INTREPID racing journalist SIMON BURGESS of Australia’s Thoroughmedia marvels at the success of racing in Hong Kong and recommends that the industry in South Africa should peel away the layers of impediments and gather its forces to copy a model that works.
He writes: There have been a lot of bad news stories, robust discussion and constructive suggestions regarding the Thoroughbred and Racing landscape of late through this medium that’s been enough to make any passionate racing person cry!
What it has confirmed to me, is that our industry is like an onion and it has a lot of layers. All that aside, it’s been extremely encouraging to hear all of the different opinions and suggestions from a broad cross section of demographics within the industry. The bottom line remains though, there’s a lot of work to be done, but there’s a passion there that suggests there’s some light at the end of the tunnel?
Photo by illustration from discoverhongkong.com.
I was in Hong Kong last weekend and attended the pre-season launch for the new racing season at Sha Tin. There was no racing, no wagering and just a few trials, a Jockey’s sprint race (coincidentally won by Karis Teetan), jumping castles and pony rides and oh….about 20,000 people! Yes twenty thousand people at a non-racing race day!
Why, because this is how they roll in Hong Kong. Yes, they are without doubt a huge nation of Punters, but they absolutely love their racing, their trainers and jockeys and their horses that they hold in hero status. So what continually keeps them coming back to the races and from an even more inquisitive perspective, to a non-race day season launch?
The Hong Kong Jockey Club is undoubtedly the bench mark of racing at every level and beyond comparison to any other racing jurisdiction in the world with perhaps Japan the only exception. One of the major reasons for this is that they understand their product and their customers because of meticulous research and consultation. They have clear plans and strategies, and they execute those plans with military precision.
Their vision is to “committing to a sustainable growth of world class racing” and with a 35% increase in racing turnover equating to just under HK$102 billion in the last season, it’s safe to say that things are going ok!
But as the hunter has become the hunted with every other racing country using Hong Kong as a benchmark but they’re certainly not sitting back and waiting for everyone else to catch up.
So the question beckons, why are they so good? Well yes they have got a gambling mad audience, but they still have healthy competition for the punting dollar and they still attract crowds and owners. There’s currently a seven year waiting list just to own a horse!
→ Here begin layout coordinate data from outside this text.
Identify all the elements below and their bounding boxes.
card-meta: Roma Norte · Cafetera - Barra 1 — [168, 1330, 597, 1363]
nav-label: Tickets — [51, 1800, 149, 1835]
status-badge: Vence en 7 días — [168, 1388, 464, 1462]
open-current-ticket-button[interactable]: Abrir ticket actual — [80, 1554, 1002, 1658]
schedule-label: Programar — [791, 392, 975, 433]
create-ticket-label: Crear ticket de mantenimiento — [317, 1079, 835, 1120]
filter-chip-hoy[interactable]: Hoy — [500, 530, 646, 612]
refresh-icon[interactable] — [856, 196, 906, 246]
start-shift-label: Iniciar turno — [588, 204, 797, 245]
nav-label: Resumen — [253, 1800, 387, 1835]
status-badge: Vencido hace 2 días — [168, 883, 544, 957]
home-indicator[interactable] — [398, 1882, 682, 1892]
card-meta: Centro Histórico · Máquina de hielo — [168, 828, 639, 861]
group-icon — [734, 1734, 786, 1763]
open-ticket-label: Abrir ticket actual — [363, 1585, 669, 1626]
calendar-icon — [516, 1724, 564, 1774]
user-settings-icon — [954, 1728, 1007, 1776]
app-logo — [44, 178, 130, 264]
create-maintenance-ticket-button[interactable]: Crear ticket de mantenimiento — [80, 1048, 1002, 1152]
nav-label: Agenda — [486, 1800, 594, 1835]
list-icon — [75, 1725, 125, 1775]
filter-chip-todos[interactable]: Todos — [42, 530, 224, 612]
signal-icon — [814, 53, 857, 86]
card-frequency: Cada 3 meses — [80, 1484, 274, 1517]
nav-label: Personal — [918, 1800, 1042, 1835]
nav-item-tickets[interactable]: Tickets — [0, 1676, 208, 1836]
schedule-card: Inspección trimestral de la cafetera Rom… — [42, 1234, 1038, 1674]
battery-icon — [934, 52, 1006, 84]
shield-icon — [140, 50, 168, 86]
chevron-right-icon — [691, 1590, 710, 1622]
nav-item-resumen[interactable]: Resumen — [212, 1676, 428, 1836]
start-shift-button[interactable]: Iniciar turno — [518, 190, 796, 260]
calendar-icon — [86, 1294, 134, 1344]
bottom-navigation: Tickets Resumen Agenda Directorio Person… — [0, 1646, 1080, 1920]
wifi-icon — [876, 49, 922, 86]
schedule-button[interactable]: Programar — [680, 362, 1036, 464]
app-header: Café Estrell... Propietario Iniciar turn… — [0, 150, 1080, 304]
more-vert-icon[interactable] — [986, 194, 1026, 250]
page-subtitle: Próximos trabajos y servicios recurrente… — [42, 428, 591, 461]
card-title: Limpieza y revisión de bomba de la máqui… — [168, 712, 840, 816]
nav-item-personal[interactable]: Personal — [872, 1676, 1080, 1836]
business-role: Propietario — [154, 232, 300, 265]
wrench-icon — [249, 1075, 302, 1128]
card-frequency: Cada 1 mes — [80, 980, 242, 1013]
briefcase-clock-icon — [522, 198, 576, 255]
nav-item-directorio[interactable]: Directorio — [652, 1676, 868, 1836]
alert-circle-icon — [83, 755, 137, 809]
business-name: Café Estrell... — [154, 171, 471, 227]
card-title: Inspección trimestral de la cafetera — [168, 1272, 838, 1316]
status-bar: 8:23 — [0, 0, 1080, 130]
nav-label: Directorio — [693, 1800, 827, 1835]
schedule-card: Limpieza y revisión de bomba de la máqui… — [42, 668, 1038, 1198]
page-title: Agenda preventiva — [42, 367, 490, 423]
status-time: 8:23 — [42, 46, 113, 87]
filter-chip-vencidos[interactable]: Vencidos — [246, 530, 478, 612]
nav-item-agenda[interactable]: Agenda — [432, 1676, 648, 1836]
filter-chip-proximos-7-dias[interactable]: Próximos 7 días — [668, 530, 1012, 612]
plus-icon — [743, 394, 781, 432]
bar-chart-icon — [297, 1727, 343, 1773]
I’m not saying we’re comparing apples with apples here, but there are a lot of similarities and I think we can learn a lot from Hong Kong even if we just cherry picked a few of their ideas.
Let’s take a minute to look at why they are such a well-oiled machine.
Firstly, they have a “Master Plan” that is primarily centered around providing a superior customer experience and service and keeping on the cutting edge of technology. Aside from that they’re extremely focused on delivering what they like to call “Global Excellence” a combination of major events, racing and wagering experiences, integrity, top class horses, trainers & jockeys, prize money and world’s best facilities and this season they’ll take another quantum step in their master plan by ticking off a lot of those boxes.
Obviously like a lot of our fellow racing countries suffering from Hong Kong envy, we can’t do everything, but we could certainly adopt some “best practice” ideas particularly with their customer centricity and digital connectivity that would be of great benefit.
On a side note, there was one very interesting point I noted in their two hour presentation to the media that South Africa can certainly tap into. They have a great cause for concern that with the increasing competition for their Owners to buy quality horses from around the world (HK has no breeding industry), it is now becoming very difficult due to the unfavorable exchange rates.